Sustainable Food Systems for a Healthy Population
Kenya’s efforts to ensure harmonious relationships between population, food security and sustainable development has over the years gained momentum amidst climate change and other exogenous factors such as the recent locust invasion and the current Covid-19 pandemic notwithstanding. The country continues supporting regional bodies in their development of regional policies to address the cross-border proportions of food security and nutrition, while driving the focus towards building strong regional markets.
It will be key to engage with international agencies specifically created to empower locally-driven climate actions and systematically address overall climate finance gaps and opportunities. This coupled with the implementation of the Post COVID-19 Economic Recovery Strategy and the provision of the universal health coverage will boost quality and affordable healthcare for all Kenyans.
While all these government programmes towards ensuring food security are implemented, it will also be also critical to move a step further by promoting healthy lifestyles and diets amongst Kenyans.

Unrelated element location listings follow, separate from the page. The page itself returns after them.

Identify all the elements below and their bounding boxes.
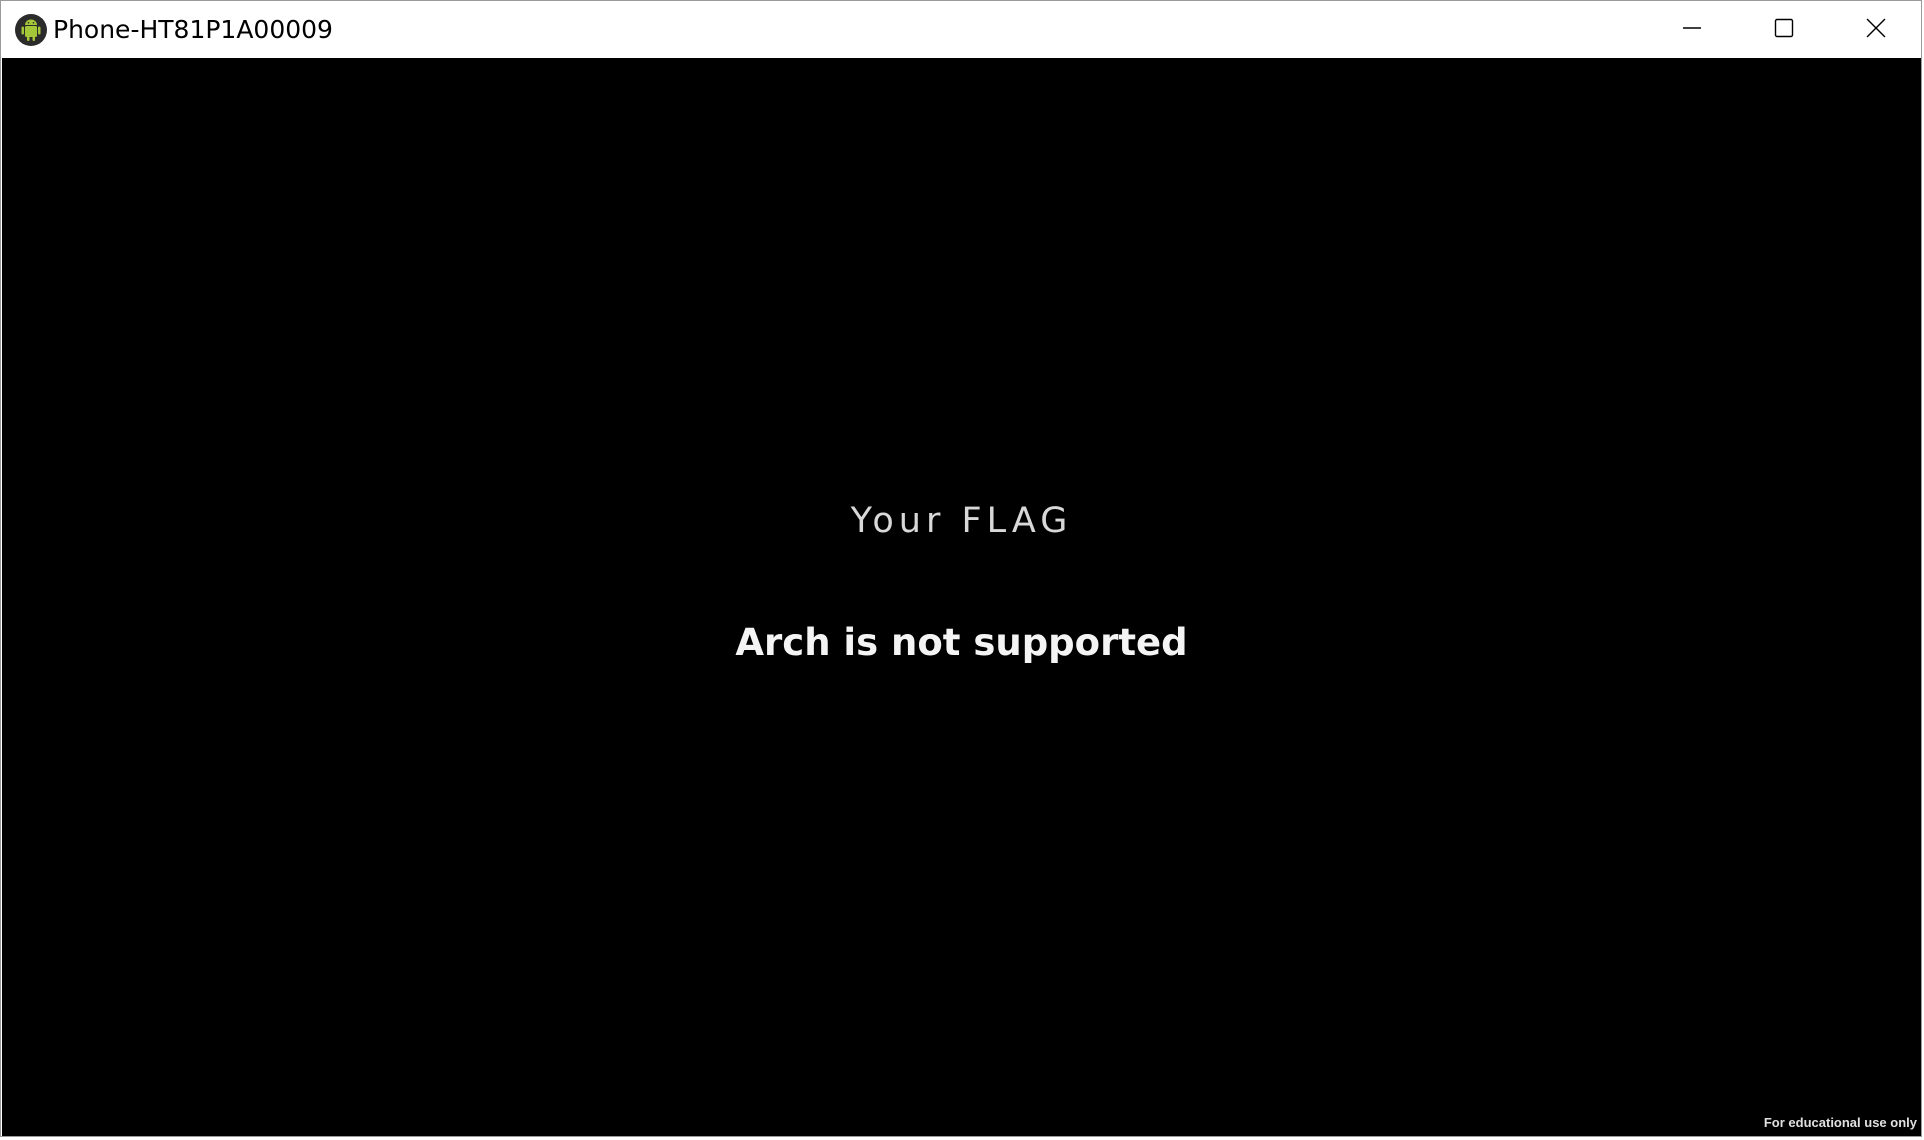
close-icon xyxy=(1865,17,1887,43)
title-bar[interactable]: Phone-HT81P1A00009 xyxy=(1,1,1921,58)
close-button[interactable] xyxy=(1830,1,1922,58)
minimize-button[interactable] xyxy=(1646,1,1738,58)
window-title: Phone-HT81P1A00009 xyxy=(53,15,333,44)
minimize-icon xyxy=(1682,18,1702,42)
error-message: Arch is not supported xyxy=(735,621,1188,664)
phone-screen[interactable]: Your FLAG Arch is not supported For educ… xyxy=(2,58,1921,1136)
app-window: Phone-HT81P1A00009 Your FLAG Arch is not… xyxy=(0,0,1922,1137)
android-icon xyxy=(15,14,47,46)
maximize-button[interactable] xyxy=(1738,1,1830,58)
watermark: For educational use only xyxy=(1763,1115,1917,1130)
flag-text: Your FLAG xyxy=(850,501,1073,541)
maximize-icon xyxy=(1774,18,1794,42)
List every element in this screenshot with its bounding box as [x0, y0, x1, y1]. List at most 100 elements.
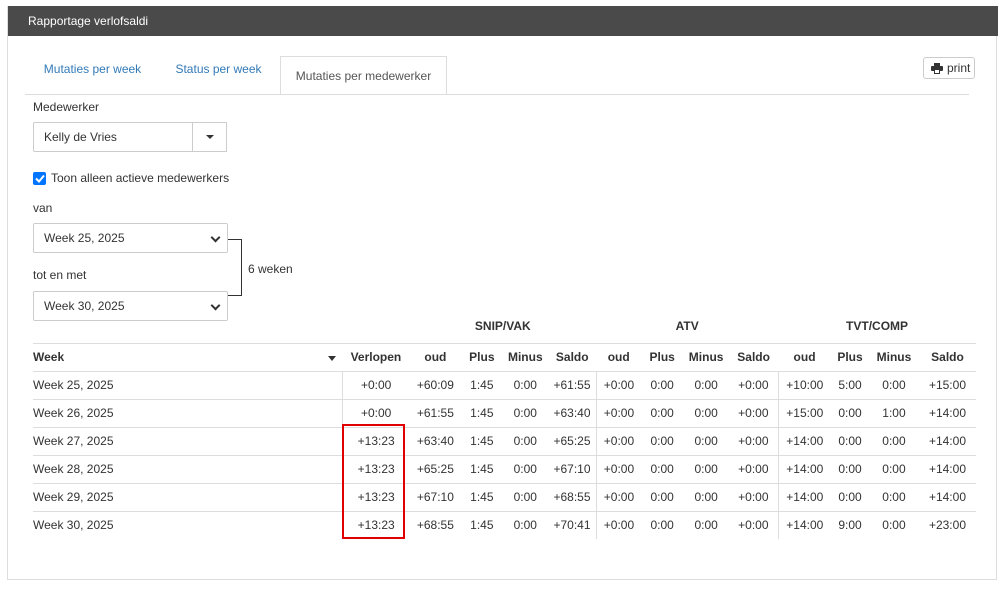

In conclusion, let us remember that food security and nutrition are key to achieving human development goals particularly SDG II: “End hunger, achieve food security and improved nutrition and promote sustainable agriculture”, derived from the 1974 World Food Summit definition of food security as, “Ensuring that all people at all time have both physical and economic access to the basic food that they need”.
These global standards have bound nations together to ensure that their populations enjoy safe food at all times in sufficient quantity and quality to satisfy their nutritional needs for optimal health throughout their lifetime. The Government of Kenya will continue its unrelenting commitment towards achieving these ideals through its implementation of the ICPD Programme of Action and Big Four Agenda for national development.
Hon. (Amb) Ukur Yatani, EGH is the Cabinet Secretary for The National Treasury and Planning.